Simone ha affrontato il tema dell‘integrità nell’influencer marketing, criticando le aziende che chiedono recensioni e promozioni senza permettere agli influencer di testare i prodotti in anticipo. Per Bennati, la sincerità è fondamentale: un vero influencer non promuove mai un prodotto senza averne verificato personalmente la qualità. “Mettere in gioco la propria credibilità è un rischio che va preso solo se si è convinti della validità del prodotto,” ha concluso, sottolineando che l’onestà viene prima di tutto, persino dell’autorevolezza.
La discussione si concentra su vari aspetti importanti della creazione e gestione di contenuti sui social media, sia per gli influencer che per i brand. Riguardo all’importanza di selezionare con cura i prodotti da sponsorizzare, è emerso che mantenere la propria reputazione e autorevolezza è cruciale.
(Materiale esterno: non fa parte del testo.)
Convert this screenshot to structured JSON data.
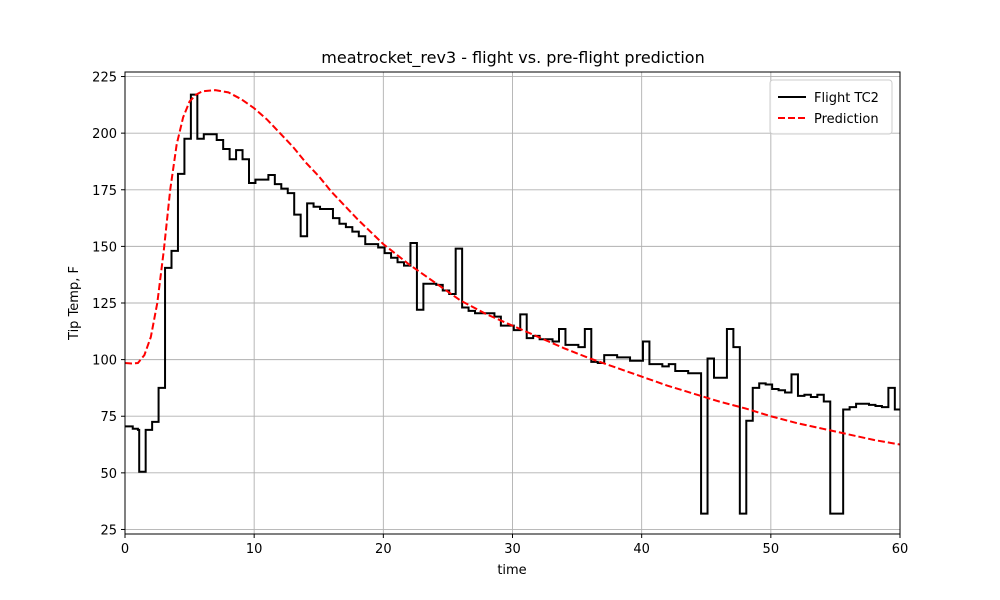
{
  "chart_data": {
    "type": "line",
    "title": "meatrocket_rev3 - flight vs. pre-flight prediction",
    "xlabel": "time",
    "ylabel": "Tip Temp, F",
    "xlim": [
      0,
      60
    ],
    "ylim": [
      23,
      227
    ],
    "xticks": [
      0,
      10,
      20,
      30,
      40,
      50,
      60
    ],
    "yticks": [
      25,
      50,
      75,
      100,
      125,
      150,
      175,
      200,
      225
    ],
    "grid": true,
    "legend_position": "top-right",
    "series": [
      {
        "name": "Flight TC2",
        "color": "#000000",
        "style": "solid",
        "step": true,
        "points": [
          [
            0,
            70.5
          ],
          [
            0.6,
            70.5
          ],
          [
            0.6,
            69.5
          ],
          [
            1.0,
            69.5
          ],
          [
            1.0,
            69
          ],
          [
            1.1,
            69
          ],
          [
            1.1,
            50.5
          ],
          [
            1.6,
            50.5
          ],
          [
            1.6,
            69
          ],
          [
            2.1,
            69
          ],
          [
            2.1,
            72.5
          ],
          [
            2.6,
            72.5
          ],
          [
            2.6,
            87.5
          ],
          [
            3.1,
            87.5
          ],
          [
            3.1,
            140.5
          ],
          [
            3.6,
            140.5
          ],
          [
            3.6,
            148
          ],
          [
            4.1,
            148
          ],
          [
            4.1,
            182
          ],
          [
            4.6,
            182
          ],
          [
            4.6,
            197.5
          ],
          [
            5.1,
            197.5
          ],
          [
            5.1,
            217
          ],
          [
            5.6,
            217
          ],
          [
            5.6,
            197.5
          ],
          [
            6.1,
            197.5
          ],
          [
            6.1,
            199.5
          ],
          [
            7.1,
            199.5
          ],
          [
            7.1,
            197
          ],
          [
            7.6,
            197
          ],
          [
            7.6,
            193
          ],
          [
            8.1,
            193
          ],
          [
            8.1,
            188.5
          ],
          [
            8.6,
            188.5
          ],
          [
            8.6,
            192.5
          ],
          [
            9.1,
            192.5
          ],
          [
            9.1,
            188.5
          ],
          [
            9.6,
            188.5
          ],
          [
            9.6,
            178
          ],
          [
            10.1,
            178
          ],
          [
            10.1,
            179.5
          ],
          [
            11.1,
            179.5
          ],
          [
            11.1,
            181.5
          ],
          [
            11.6,
            181.5
          ],
          [
            11.6,
            177.5
          ],
          [
            12.1,
            177.5
          ],
          [
            12.1,
            175.5
          ],
          [
            12.6,
            175.5
          ],
          [
            12.6,
            173.5
          ],
          [
            13.1,
            173.5
          ],
          [
            13.1,
            164
          ],
          [
            13.6,
            164
          ],
          [
            13.6,
            154.5
          ],
          [
            14.1,
            154.5
          ],
          [
            14.1,
            169
          ],
          [
            14.6,
            169
          ],
          [
            14.6,
            167.5
          ],
          [
            15.1,
            167.5
          ],
          [
            15.1,
            166.5
          ],
          [
            16.1,
            166.5
          ],
          [
            16.1,
            162.5
          ],
          [
            16.6,
            162.5
          ],
          [
            16.6,
            160
          ],
          [
            17.1,
            160
          ],
          [
            17.1,
            158.5
          ],
          [
            17.6,
            158.5
          ],
          [
            17.6,
            156.5
          ],
          [
            18.1,
            156.5
          ],
          [
            18.1,
            154.5
          ],
          [
            18.6,
            154.5
          ],
          [
            18.6,
            151
          ],
          [
            19.6,
            151
          ],
          [
            19.6,
            149.5
          ],
          [
            20.1,
            149.5
          ],
          [
            20.1,
            147
          ],
          [
            20.6,
            147
          ],
          [
            20.6,
            145
          ],
          [
            21.1,
            145
          ],
          [
            21.1,
            143
          ],
          [
            21.6,
            143
          ],
          [
            21.6,
            141.5
          ],
          [
            22.1,
            141.5
          ],
          [
            22.1,
            151.5
          ],
          [
            22.6,
            151.5
          ],
          [
            22.6,
            122
          ],
          [
            23.1,
            122
          ],
          [
            23.1,
            133.5
          ],
          [
            24.1,
            133.5
          ],
          [
            24.1,
            133
          ],
          [
            24.6,
            133
          ],
          [
            24.6,
            130.5
          ],
          [
            25.1,
            130.5
          ],
          [
            25.1,
            129
          ],
          [
            25.6,
            129
          ],
          [
            25.6,
            149
          ],
          [
            26.1,
            149
          ],
          [
            26.1,
            123
          ],
          [
            26.6,
            123
          ],
          [
            26.6,
            121.5
          ],
          [
            27.1,
            121.5
          ],
          [
            27.1,
            120.5
          ],
          [
            28.6,
            120.5
          ],
          [
            28.6,
            119
          ],
          [
            29.1,
            119
          ],
          [
            29.1,
            115
          ],
          [
            30.1,
            115
          ],
          [
            30.1,
            113
          ],
          [
            30.6,
            113
          ],
          [
            30.6,
            120
          ],
          [
            31.1,
            120
          ],
          [
            31.1,
            109.5
          ],
          [
            31.6,
            109.5
          ],
          [
            31.6,
            110.5
          ],
          [
            32.1,
            110.5
          ],
          [
            32.1,
            109
          ],
          [
            33.1,
            109
          ],
          [
            33.1,
            108
          ],
          [
            33.6,
            108
          ],
          [
            33.6,
            113.5
          ],
          [
            34.1,
            113.5
          ],
          [
            34.1,
            106.5
          ],
          [
            35.1,
            106.5
          ],
          [
            35.1,
            105.5
          ],
          [
            35.6,
            105.5
          ],
          [
            35.6,
            113.5
          ],
          [
            36.1,
            113.5
          ],
          [
            36.1,
            99
          ],
          [
            36.6,
            99
          ],
          [
            36.6,
            98.5
          ],
          [
            37.1,
            98.5
          ],
          [
            37.1,
            102
          ],
          [
            38.1,
            102
          ],
          [
            38.1,
            101
          ],
          [
            39.1,
            101
          ],
          [
            39.1,
            99.5
          ],
          [
            40.1,
            99.5
          ],
          [
            40.1,
            108
          ],
          [
            40.6,
            108
          ],
          [
            40.6,
            98
          ],
          [
            41.6,
            98
          ],
          [
            41.6,
            97
          ],
          [
            42.1,
            97
          ],
          [
            42.1,
            98
          ],
          [
            42.6,
            98
          ],
          [
            42.6,
            95
          ],
          [
            43.6,
            95
          ],
          [
            43.6,
            94
          ],
          [
            44.6,
            94
          ],
          [
            44.6,
            32
          ],
          [
            45.1,
            32
          ],
          [
            45.1,
            100.5
          ],
          [
            45.6,
            100.5
          ],
          [
            45.6,
            92
          ],
          [
            46.6,
            92
          ],
          [
            46.6,
            113.5
          ],
          [
            47.1,
            113.5
          ],
          [
            47.1,
            105.5
          ],
          [
            47.6,
            105.5
          ],
          [
            47.6,
            32
          ],
          [
            48.1,
            32
          ],
          [
            48.1,
            73
          ],
          [
            48.6,
            73
          ],
          [
            48.6,
            87.5
          ],
          [
            49.1,
            87.5
          ],
          [
            49.1,
            89.5
          ],
          [
            49.6,
            89.5
          ],
          [
            49.6,
            89
          ],
          [
            50.1,
            89
          ],
          [
            50.1,
            87
          ],
          [
            50.6,
            87
          ],
          [
            50.6,
            86.5
          ],
          [
            51.1,
            86.5
          ],
          [
            51.1,
            85.5
          ],
          [
            51.6,
            85.5
          ],
          [
            51.6,
            93.5
          ],
          [
            52.1,
            93.5
          ],
          [
            52.1,
            84
          ],
          [
            52.6,
            84
          ],
          [
            52.6,
            84.5
          ],
          [
            53.1,
            84.5
          ],
          [
            53.1,
            83.5
          ],
          [
            53.6,
            83.5
          ],
          [
            53.6,
            84.5
          ],
          [
            54.1,
            84.5
          ],
          [
            54.1,
            81.5
          ],
          [
            54.6,
            81.5
          ],
          [
            54.6,
            32
          ],
          [
            55.6,
            32
          ],
          [
            55.6,
            78
          ],
          [
            56.1,
            78
          ],
          [
            56.1,
            79
          ],
          [
            56.6,
            79
          ],
          [
            56.6,
            80.5
          ],
          [
            57.6,
            80.5
          ],
          [
            57.6,
            80
          ],
          [
            58.1,
            80
          ],
          [
            58.1,
            79.5
          ],
          [
            58.6,
            79.5
          ],
          [
            58.6,
            79
          ],
          [
            59.1,
            79
          ],
          [
            59.1,
            87.5
          ],
          [
            59.6,
            87.5
          ],
          [
            59.6,
            78
          ],
          [
            60,
            78
          ]
        ]
      },
      {
        "name": "Prediction",
        "color": "#ff0000",
        "style": "dashed",
        "points": [
          [
            0,
            98.5
          ],
          [
            0.5,
            98.3
          ],
          [
            1,
            98.5
          ],
          [
            1.5,
            102
          ],
          [
            2,
            110
          ],
          [
            2.5,
            125
          ],
          [
            3,
            148
          ],
          [
            3.5,
            175
          ],
          [
            4,
            195
          ],
          [
            4.5,
            207
          ],
          [
            5,
            214
          ],
          [
            5.5,
            217
          ],
          [
            6,
            218.5
          ],
          [
            7,
            219
          ],
          [
            8,
            218
          ],
          [
            9,
            215
          ],
          [
            10,
            211
          ],
          [
            11,
            206
          ],
          [
            12,
            200
          ],
          [
            13,
            194
          ],
          [
            14,
            187
          ],
          [
            15,
            181
          ],
          [
            16,
            174
          ],
          [
            17,
            168
          ],
          [
            18,
            162
          ],
          [
            20,
            151
          ],
          [
            22,
            142
          ],
          [
            24,
            134
          ],
          [
            26,
            126
          ],
          [
            28,
            120
          ],
          [
            30,
            115
          ],
          [
            32,
            110
          ],
          [
            34,
            105
          ],
          [
            36,
            100.5
          ],
          [
            38,
            96.5
          ],
          [
            40,
            92.5
          ],
          [
            42,
            88.5
          ],
          [
            44,
            85
          ],
          [
            46,
            81.5
          ],
          [
            48,
            78.5
          ],
          [
            50,
            75
          ],
          [
            52,
            72
          ],
          [
            54,
            69.5
          ],
          [
            56,
            67
          ],
          [
            58,
            64.5
          ],
          [
            60,
            62.5
          ]
        ]
      }
    ]
  }
}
Gli influencer che promuovono prodotti non coerenti con i propri valori o con la qualità che promettono rischiano di danneggiare la loro credibilità, il che potrebbe compromettere la loro carriera a lungo termine.
Per quanto riguarda l’uso dell’intelligenza artificiale, si osserva che mentre gli strumenti di IA generativa sono ancora in fase iniziale, possono essere utili in ambiti come brainstorming, valutazione dei rischi e generazione di idee. Tuttavia, è importante utilizzarli con cautela, soprattutto per la creazione di contenuti, che richiedono un intervento umano per garantire qualità e autenticità.
Quando si parla di costruzione di community sui social, emerge che la chiave è creare contenuti di valore che siano significativi per il pubblico e che promuovano l’interazione. Senza coinvolgimento attivo degli utenti, una community non può prosperare. Esempi come quello dello YouTuber Marco Valleggi dimostrano come, attraverso contenuti originali e un approccio genuino, sia possibile costruire una community forte e fidelizzata.
Infine, quando si tratta di promuovere un piccolo brand sui social, è importante distinguere tra le metriche che riflettono un vero successo e quelle che sono semplicemente “vanity metrics”. Le metriche di successo dipendono dall’obiettivo specifico della campagna: ad esempio, se l’obiettivo è aumentare il traffico verso un sito web, il numero di clic e la durata della visita sono indicatori chiave. Al contrario, metriche come il numero di “mi piace” o i follower possono essere fuorvianti se non sono correlati a un reale aumento delle vendite o della visibilità del brand.
L’approccio dovrebbe essere misurato e basato su obiettivi concreti, monitorando costantemente le metriche per assicurarsi che gli sforzi sui social media si traducano in risultati tangibili per l’azienda.